Laughing at Lions
Martin Luther’s strategy for spiritual warfare.

I think the best piece of advice for anyone enduring an especially pointed moment or even season of temptation comes from the pen of that feisty German reformer, Martin Luther. In a 1531 letter addressed to his friend and colleague, Jerome Weller, whose faith was buckling under the pressure of severe spiritual trial, Luther gives us a glimpse of his storied pastoral wisdom and winsomeness. Jerome, who served as a tutor for Luther’s children from 1527 to 1535, was said to have struggled with an array of physical, spiritual, and psychological hardships, all of which made faith, especially the victorious kind, seem more than tenuous. The constant barrage of temptation and doubt made Jerome susceptible to spiritual despair.

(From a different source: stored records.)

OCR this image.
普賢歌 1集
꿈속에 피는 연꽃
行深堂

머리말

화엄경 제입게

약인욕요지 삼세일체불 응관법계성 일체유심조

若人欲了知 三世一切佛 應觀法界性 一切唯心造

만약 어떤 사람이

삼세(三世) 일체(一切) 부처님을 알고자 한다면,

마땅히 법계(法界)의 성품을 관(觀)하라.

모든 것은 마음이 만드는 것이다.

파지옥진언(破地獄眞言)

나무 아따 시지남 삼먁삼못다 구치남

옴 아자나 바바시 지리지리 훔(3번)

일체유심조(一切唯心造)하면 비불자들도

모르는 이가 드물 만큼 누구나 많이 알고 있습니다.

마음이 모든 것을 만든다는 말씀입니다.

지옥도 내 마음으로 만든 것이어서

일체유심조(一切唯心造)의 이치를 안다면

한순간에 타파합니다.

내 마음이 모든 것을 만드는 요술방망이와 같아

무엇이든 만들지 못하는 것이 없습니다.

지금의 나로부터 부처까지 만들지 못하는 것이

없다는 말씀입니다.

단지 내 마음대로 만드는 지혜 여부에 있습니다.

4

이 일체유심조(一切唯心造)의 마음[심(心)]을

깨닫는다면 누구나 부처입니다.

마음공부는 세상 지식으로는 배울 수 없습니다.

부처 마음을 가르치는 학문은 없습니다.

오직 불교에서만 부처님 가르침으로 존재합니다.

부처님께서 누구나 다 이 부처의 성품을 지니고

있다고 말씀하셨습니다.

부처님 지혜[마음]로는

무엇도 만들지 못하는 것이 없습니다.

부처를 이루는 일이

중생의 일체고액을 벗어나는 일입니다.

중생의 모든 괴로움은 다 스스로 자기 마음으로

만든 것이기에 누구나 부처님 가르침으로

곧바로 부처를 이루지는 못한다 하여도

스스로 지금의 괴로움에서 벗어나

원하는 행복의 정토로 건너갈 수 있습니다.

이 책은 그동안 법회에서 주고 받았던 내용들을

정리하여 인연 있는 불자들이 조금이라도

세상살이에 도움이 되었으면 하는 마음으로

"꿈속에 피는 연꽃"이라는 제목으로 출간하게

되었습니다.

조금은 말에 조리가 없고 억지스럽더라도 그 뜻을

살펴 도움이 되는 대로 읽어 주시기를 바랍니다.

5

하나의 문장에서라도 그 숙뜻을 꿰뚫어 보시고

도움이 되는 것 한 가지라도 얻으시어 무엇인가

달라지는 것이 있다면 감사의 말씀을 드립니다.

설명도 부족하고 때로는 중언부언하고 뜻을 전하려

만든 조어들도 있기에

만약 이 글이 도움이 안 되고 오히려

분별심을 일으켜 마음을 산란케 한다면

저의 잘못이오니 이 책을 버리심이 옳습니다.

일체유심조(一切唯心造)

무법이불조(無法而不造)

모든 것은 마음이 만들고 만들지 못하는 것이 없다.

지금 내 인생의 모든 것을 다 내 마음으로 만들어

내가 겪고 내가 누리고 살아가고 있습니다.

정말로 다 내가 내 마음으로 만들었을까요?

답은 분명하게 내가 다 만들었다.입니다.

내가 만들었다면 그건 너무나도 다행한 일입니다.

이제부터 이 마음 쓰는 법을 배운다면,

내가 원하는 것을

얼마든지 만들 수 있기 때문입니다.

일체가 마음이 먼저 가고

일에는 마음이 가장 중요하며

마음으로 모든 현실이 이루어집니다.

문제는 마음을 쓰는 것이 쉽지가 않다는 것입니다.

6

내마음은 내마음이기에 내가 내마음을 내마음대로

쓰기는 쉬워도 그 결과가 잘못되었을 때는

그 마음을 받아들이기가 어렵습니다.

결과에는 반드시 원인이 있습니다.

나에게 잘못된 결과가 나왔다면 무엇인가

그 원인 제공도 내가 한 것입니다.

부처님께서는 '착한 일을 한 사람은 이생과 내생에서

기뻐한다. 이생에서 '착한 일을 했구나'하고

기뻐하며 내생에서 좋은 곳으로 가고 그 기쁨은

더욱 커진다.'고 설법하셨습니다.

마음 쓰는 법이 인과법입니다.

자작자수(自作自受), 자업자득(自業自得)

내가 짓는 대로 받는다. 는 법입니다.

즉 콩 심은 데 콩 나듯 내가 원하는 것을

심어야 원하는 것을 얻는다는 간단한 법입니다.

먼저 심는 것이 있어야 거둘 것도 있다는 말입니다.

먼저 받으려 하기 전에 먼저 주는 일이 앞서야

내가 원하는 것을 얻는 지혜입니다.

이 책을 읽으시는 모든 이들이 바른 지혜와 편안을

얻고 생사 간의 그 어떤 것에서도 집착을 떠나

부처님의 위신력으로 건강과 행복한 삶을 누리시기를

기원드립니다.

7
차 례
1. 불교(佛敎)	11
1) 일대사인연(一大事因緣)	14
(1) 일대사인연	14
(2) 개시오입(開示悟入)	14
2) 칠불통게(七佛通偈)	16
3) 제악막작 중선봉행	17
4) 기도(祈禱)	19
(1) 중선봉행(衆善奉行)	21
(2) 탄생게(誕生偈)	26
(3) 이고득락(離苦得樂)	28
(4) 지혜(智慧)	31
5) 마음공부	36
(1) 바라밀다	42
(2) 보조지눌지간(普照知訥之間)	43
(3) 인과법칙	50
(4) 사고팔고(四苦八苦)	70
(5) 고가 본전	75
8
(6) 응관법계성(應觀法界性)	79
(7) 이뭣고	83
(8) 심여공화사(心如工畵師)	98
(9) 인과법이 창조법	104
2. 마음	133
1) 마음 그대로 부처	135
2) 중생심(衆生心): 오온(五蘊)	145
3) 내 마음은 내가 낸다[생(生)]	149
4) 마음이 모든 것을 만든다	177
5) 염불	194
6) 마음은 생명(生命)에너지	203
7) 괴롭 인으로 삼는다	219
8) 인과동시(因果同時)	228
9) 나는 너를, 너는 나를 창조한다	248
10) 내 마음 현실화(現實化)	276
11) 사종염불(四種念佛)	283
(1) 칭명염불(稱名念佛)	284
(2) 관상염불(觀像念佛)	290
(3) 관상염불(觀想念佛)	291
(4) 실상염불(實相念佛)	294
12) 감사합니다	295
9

Luther’s words find his pupil in a vexing crater, seemingly hemmed in by the adversary who walks about as a lion on the prowl. To sinners and sufferers in such a predicament, where should they turn? Where does their help come from? As Luther asserts, one’s help doesn’t come from the Decalogue. Running to the law, as good and necessary as the law is, won’t offer much in the way of relief. The law’s not bad, but it can’t save you. For that, one must be told the word of the gospel afresh, which gestures to the Crucified and Risen One, in whose person and work the weary are relieved and the adversary felled. Luther puts it like this:
Excellent Jerome, you ought to rejoice in this temptation of the devil because it is a certain sign that God is propitious and merciful to you. You say that the temptation is heavier than you can bear, and that you fear that it will so break and beat you down as to drive you to despair and blasphemy. I know this wile of the devil. If he cannot break a person with his first attack, he tries by persevering to wear him out and weaken him until the person falls and confesses himself beaten. Whenever this temptation comes to you, avoid entering upon a disputation with the devil and do not allow yourself to dwell on those deadly thoughts, for to do so is nothing short of yielding to the devil and letting him have his way. Try as hard as you can to despise those thoughts which are induced by the devil. In this sort of temptation and struggle, contempt is the best and easiest method of winning over the devil. Laugh your adversary to scorn and ask who it is with whom you are talking. By all means, flee solitude, for the devil watches and lies in wait for you most of all when you are alone. This devil is conquered by mocking and despising him, not by resisting and arguing with him . . . When the devil attacks and torments us, we must completely set aside the whole Decalogue. When the devil throws our sins up to us and declares we deserve death and hell, we ought to speak thus: “I admit that I deserve death and hell. What of it? Does this mean that I shall be sentenced to eternal damnation? By no means. For I know One who suffered and made satisfaction in my behalf. His name is Jesus Christ, the Son of God. Where he is, there I shall be also.”
Yours,
Martin Luther1
Temptation and trial aren’t matters of “if” — only when. There will be snares that trip you up. There will be obstacles that cause you to stumble. No one’s life of faith proceeds unencumbered by failure. Perhaps the biggest lie we could tell about the life of faith and that of a Christian is that faith enrolls one on an ever-ascending escalator of spiritual performance. The curve of faith, if you will, is pointedly diagonal, away from that dreaded Y axis. That’s far from the truth precisely because that’s far from anyone’s experience. To put the life of faith on a graph would result in a jagged, vacillating line that ascends and dips and sometimes even falls below that Y axis. This is just what it means to live simul iustus et peccator, “simultaneously justified and sinner.”
But to such paradoxical sinner-saints, the word that remains our hope and stay is he who is the Word become flesh. In all those peaks and valleys that lie ahead, for all the conflicts that the evil one brings your way, the best and most cheerful news resounds in our ears. That fearsome lion has been defanged. The very sins with which he desires to taunt and torment you are no more. They’ve already been dealt with by Christ. All your impending battles have already been fought and won by the true and better Adam, in whom we are made alive (1 Cor. 15:22; Heb. 2:17–18). Thus, when temptation assails, you are free to laugh in your tempter’s face, for “one little word shall him.” The one who sits in the heavens and laughs at the plots of princes and devils invites us to laugh along with him (Ps. 2:4).
Friends, yours is the victory through Christ alone. When Satan’s wiles seem to be getting the better of you, preach Christ to him and yourself. Better yet, have a laugh, because the verdict is already in, and you’ve more than conquered through him who loved you, even unto death (Rom. 8:37).
Grace and peace to you.
Martin Luther, Letters of Spiritual Counsel, translated and edited by Theodore G. Tappert (Vancouver, BC: Regent College Publishing, 2003), 85–87.